A cachoeira está numa propriedade particular mas sempre foi aberta a população. Um belo dia toda a propriedade foi vendida a uma pessoa que teve a brilhante idéia de construir ali uma hidroelétrica. A população quando soube fez muito barulho, se organizou e conseguiu barrar (por enquanto) a obra. Pra se ter uma idéia do nivel de complexidade, os moradores conseguiram fazer uma lei contra a obra, mas como a Camara demorou para aprovar, o prefeito assinou um decreto que foi revogado pelo vice quando teve que se afastar, causando até um racha na cooligação.

Hoje ela esta protegida, mas é preciso ficar muito atento pois o novo proprietário que usar a energia da usina para abastecer suas fábricas.
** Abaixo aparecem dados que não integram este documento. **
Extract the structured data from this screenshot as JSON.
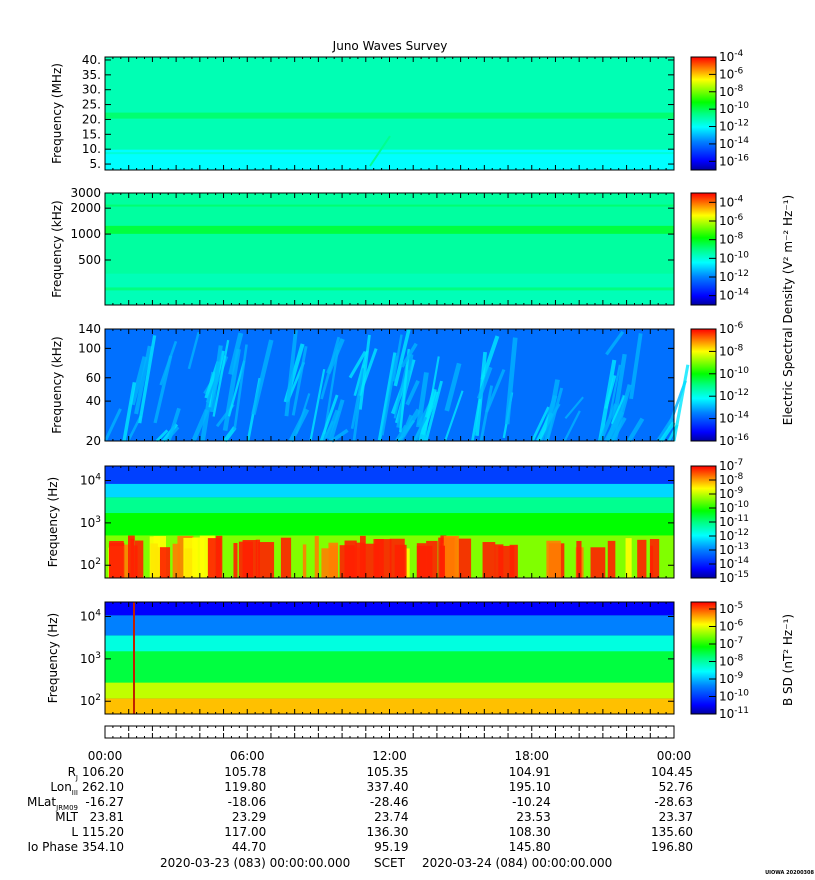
{
  "chart_data": {
    "type": "heatmap",
    "title": "Juno Waves Survey",
    "panels": [
      {
        "id": "p1",
        "ylabel": "Frequency (MHz)",
        "scale": "linear",
        "ylim": [
          3,
          41
        ],
        "yticks": [
          {
            "v": 40,
            "t": "40."
          },
          {
            "v": 35,
            "t": "35."
          },
          {
            "v": 30,
            "t": "30."
          },
          {
            "v": 25,
            "t": "25."
          },
          {
            "v": 20,
            "t": "20."
          },
          {
            "v": 15,
            "t": "15."
          },
          {
            "v": 10,
            "t": "10."
          },
          {
            "v": 5,
            "t": "5."
          }
        ],
        "cbar": {
          "min": -17,
          "max": -4,
          "labels": [
            -4,
            -6,
            -8,
            -10,
            -12,
            -14,
            -16
          ]
        }
      },
      {
        "id": "p2",
        "ylabel": "Frequency (kHz)",
        "scale": "log",
        "ylim": [
          150,
          3000
        ],
        "yticks": [
          {
            "v": 3000,
            "t": "3000"
          },
          {
            "v": 2000,
            "t": "2000"
          },
          {
            "v": 1000,
            "t": "1000"
          },
          {
            "v": 500,
            "t": "500"
          }
        ],
        "cbar": {
          "min": -15,
          "max": -3,
          "labels": [
            -4,
            -6,
            -8,
            -10,
            -12,
            -14
          ]
        }
      },
      {
        "id": "p3",
        "ylabel": "Frequency (kHz)",
        "scale": "log",
        "ylim": [
          20,
          140
        ],
        "yticks": [
          {
            "v": 140,
            "t": "140"
          },
          {
            "v": 100,
            "t": "100"
          },
          {
            "v": 60,
            "t": "60"
          },
          {
            "v": 40,
            "t": "40"
          },
          {
            "v": 20,
            "t": "20"
          }
        ],
        "cbar": {
          "min": -16,
          "max": -6,
          "labels": [
            -6,
            -8,
            -10,
            -12,
            -14,
            -16
          ]
        }
      },
      {
        "id": "p4",
        "ylabel": "Frequency (Hz)",
        "scale": "log",
        "ylim": [
          50,
          22000
        ],
        "yticks": [
          {
            "v": 10000,
            "t": "10",
            "exp": "4"
          },
          {
            "v": 1000,
            "t": "10",
            "exp": "3"
          },
          {
            "v": 100,
            "t": "10",
            "exp": "2"
          }
        ],
        "cbar": {
          "min": -15,
          "max": -7,
          "labels": [
            -7,
            -8,
            -9,
            -10,
            -11,
            -12,
            -13,
            -14,
            -15
          ]
        }
      },
      {
        "id": "p5",
        "ylabel": "Frequency (Hz)",
        "scale": "log",
        "ylim": [
          50,
          22000
        ],
        "yticks": [
          {
            "v": 10000,
            "t": "10",
            "exp": "4"
          },
          {
            "v": 1000,
            "t": "10",
            "exp": "3"
          },
          {
            "v": 100,
            "t": "10",
            "exp": "2"
          }
        ],
        "cbar": {
          "min": -11,
          "max": -4.6,
          "labels": [
            -5,
            -6,
            -7,
            -8,
            -9,
            -10,
            -11
          ]
        }
      }
    ],
    "colorbar_base": "10",
    "colorbar_label_e": "Electric Spectral Density (V² m⁻² Hz⁻¹)",
    "colorbar_label_b": "B SD (nT² Hz⁻¹)",
    "x_ticks": [
      "00:00",
      "06:00",
      "12:00",
      "18:00",
      "00:00"
    ],
    "ephemeris": [
      {
        "label": "R_J",
        "values": [
          "106.20",
          "105.78",
          "105.35",
          "104.91",
          "104.45"
        ]
      },
      {
        "label": "Lon_III",
        "values": [
          "262.10",
          "119.80",
          "337.40",
          "195.10",
          "52.76"
        ]
      },
      {
        "label": "MLat_JRM09",
        "values": [
          "-16.27",
          "-18.06",
          "-28.46",
          "-10.24",
          "-28.63"
        ]
      },
      {
        "label": "MLT",
        "values": [
          "23.81",
          "23.29",
          "23.74",
          "23.53",
          "23.37"
        ]
      },
      {
        "label": "L",
        "values": [
          "115.20",
          "117.00",
          "136.30",
          "108.30",
          "135.60"
        ]
      },
      {
        "label": "Io Phase",
        "values": [
          "354.10",
          "44.70",
          "95.19",
          "145.80",
          "196.80"
        ]
      }
    ],
    "time_start": "2020-03-23 (083) 00:00:00.000",
    "time_mid": "SCET",
    "time_end": "2020-03-24 (084) 00:00:00.000",
    "credit": "UIOWA 20200308"
  },
  "colors": {
    "colormap": [
      "#0000b0",
      "#0000ff",
      "#0080ff",
      "#00ffff",
      "#00ff80",
      "#00ff00",
      "#80ff00",
      "#ffff00",
      "#ff8000",
      "#ff0000"
    ]
  }
}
Bastaria o governo entrar na jogada, comprar a fazenda transformando-a num parque e resolver a questão do fornecimento de energia do empresário, mas para isso é necessário a complicada “vontade política”.

Falando novamente da cachoeira, para acessar há um single track divertido, onde minha aro 29 passou com extrema facilidade, apesar de tanto peso.

Não contente com a belíssima visão de baixo, subimos até o topo da cachoeira de onde avistamos um lindo arco iris, valendo a pena cada segundo das 3 horas que passamos ali. Depois do plano até a cachoeira, começou a subida. Essa estrada que pegamos faz parte de uma fazenda e como náo há nada para se comer nesse trecho, temos que levar uma marmita. Aqui na parte alta não temos mais os longos trechos planos, um sobe e desce constante desses trechos de colinas.

O diferencial dessa parte do trajeto são as belíssimas araucárias e a ausência de carros, como é bom pedalar sem carros passando por você e jogando aquela poeira.

Durante essa etapa a duas travessias de rios sem ponte, ou seja, você tem que molhar os pés ou passar pedalando. Como o volume de água estava baixo passamos pedalando sem problemas.

Bem, teve um problema. Na segunda travessia, peguei o celular para tirar uma foto da Renata fazendo a travessia. Levei um escorregão, tacando meu celular numa pedra pontuda. Por sorte ele ainda está funcionando, mas o visor ficou estraçalhado.

Mais um pouco e avistamos a barragem de Alto Cedros, local maravilhoso. Não demorou e chegamos na pousada do Raulino Duwe que fica do outro lado da barragem e para avisa-los da nossa presença, a gente tem que tocar um gongo.

Infelizmente o gongo foi depredado e o senhor Raulino teve que ficar esperando a gente para fazer a travessia.

Chegamos numa pousada simples e aconchegante, sinal de celular sem chances infelizmente, nos sobrou apenas adiantar os textos, descansar pois o dia seguinte seria novamente puxado.